In the cruel wake of the AZ massacre, lied-about cross-hairs, and the colossal foul-up of the intended shaming behind the usage of the term "blood libel", I can't help but feel like no one outside of my very brown twittershere is talking about the particular calling Gabrielle Giffords was answering when God, Himself was put in a position to make good on His promise-to make ALL THINGS work together for this woman who was ALSO moving according to a purpose. Has anyone in your twittersphere raised cane about that calling? Chances are if you are one of my blog-followers, then, si...... Se ha alzado la voz grandemente -como diria mi prima. But if you are new here, chances are the info you've received has only danced around this purpose. Que pena. Y que falta de respeto, y horrible homenaje al legado vivo de la Congresista Giffords..........
Folks, it's plain and simple. But let me shock, rather than ease you down the path of understanding what we're really talking about here. See here this comment-submitted by an impassioned, and in my eyes VERY CORRECT Facebook friend of another impassioned and, in my eyes, also always VERY CORRECT Facebook friend of my own, during the POTUS' speech tonight in Tuscon:
"You can't talk against hatred and violence, when you are the U.S. president who has deported more Brown indigenous families than any other president in history, or when you promote laws intended to racial profiling." Carlos A Quiroz
If you need proof, allow me: http://www.nytimes.com/2010/10/07/us/07immig.htmlhttp://www.nytimes.com/2010/08/18/opinion/18wed3.html
The truth of the matter is that the Congresswoman was hurt and six others killed because of her dedication to the plight of her brethren of the darker hue. She fought for immigrants(http://t.co/2rld0HO). And she almost died for them. And now that just tonight not only did she give another squeeze of her husband's hand, but so also did she open her eyes, I've got Sign ENOUGH that God is INTENT upon keeping His Word to make all THESE things SOMEHOW work out for the good of this lady......... who is called according to His purpose...............

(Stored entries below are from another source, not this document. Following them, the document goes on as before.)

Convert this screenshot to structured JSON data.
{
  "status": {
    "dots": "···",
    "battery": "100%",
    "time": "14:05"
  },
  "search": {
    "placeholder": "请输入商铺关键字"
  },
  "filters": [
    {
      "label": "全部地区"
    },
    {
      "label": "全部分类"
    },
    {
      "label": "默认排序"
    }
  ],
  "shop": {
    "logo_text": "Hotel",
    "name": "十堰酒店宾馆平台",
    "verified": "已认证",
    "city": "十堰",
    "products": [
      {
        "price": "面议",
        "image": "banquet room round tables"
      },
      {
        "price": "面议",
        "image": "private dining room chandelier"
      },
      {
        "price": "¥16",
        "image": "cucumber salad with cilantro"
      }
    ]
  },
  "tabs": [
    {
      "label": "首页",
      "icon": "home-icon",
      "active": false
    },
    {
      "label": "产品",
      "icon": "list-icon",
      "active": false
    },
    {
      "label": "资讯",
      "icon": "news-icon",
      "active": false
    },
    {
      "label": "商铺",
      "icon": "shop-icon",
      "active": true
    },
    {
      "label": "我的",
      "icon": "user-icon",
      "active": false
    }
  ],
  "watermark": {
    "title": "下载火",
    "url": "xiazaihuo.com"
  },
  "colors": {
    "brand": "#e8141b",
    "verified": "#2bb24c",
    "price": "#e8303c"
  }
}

But I am reading this BOOK, see-that talks about he inter-connectedness of all of mankind to SOME traceable degree. And not only does just the first chapter convince me of the UNDOUBTED influence over Loughner's behavior Ms. BL, with her sanctimonious self, had, but it also leaves me with a question on my heart that only the Lord can answer................
If Giffords' getting her stuff worked out, because she's called according to this purpose, and this PARTICULAR purpose for which she was targeted WOULD NOT EXIST if it weren't for undocumented residents like Ali, then doesn't that mean that by just being who he is and traversing the path that was laid out for him, through no choice of his own............... that's he and the millions like him are ALSO called to the flipside of he same purpose Giffords is? And doesn't that mean God HAS to help my muchacho??????? Doesn't it????? Things have to work.........
..............out...........,,
para su bien (yes, God, right? My boy counts, too!?)...................
.........porque el TAMBIEN tiene un proposito....... He DOES, God!! You'll find it on the dirty side of the coin they will mint one day with Giffords' face on it...........


"sometimes you may have to cry...". Yep, tonight would be that night........ tu sabes por que, Papa....
"and sometimes, you may have to walk alone" thanks to immigration law that's EXACTLY what it is for MILLIONS like my Ali.


*disclaimer:  I mean no disrespect to the Jewish community by speaking of Blood Libel, nor do I mean any disrespect toward Congresswoman Giffords in my attempt to draw a correlation between her and the community she serves.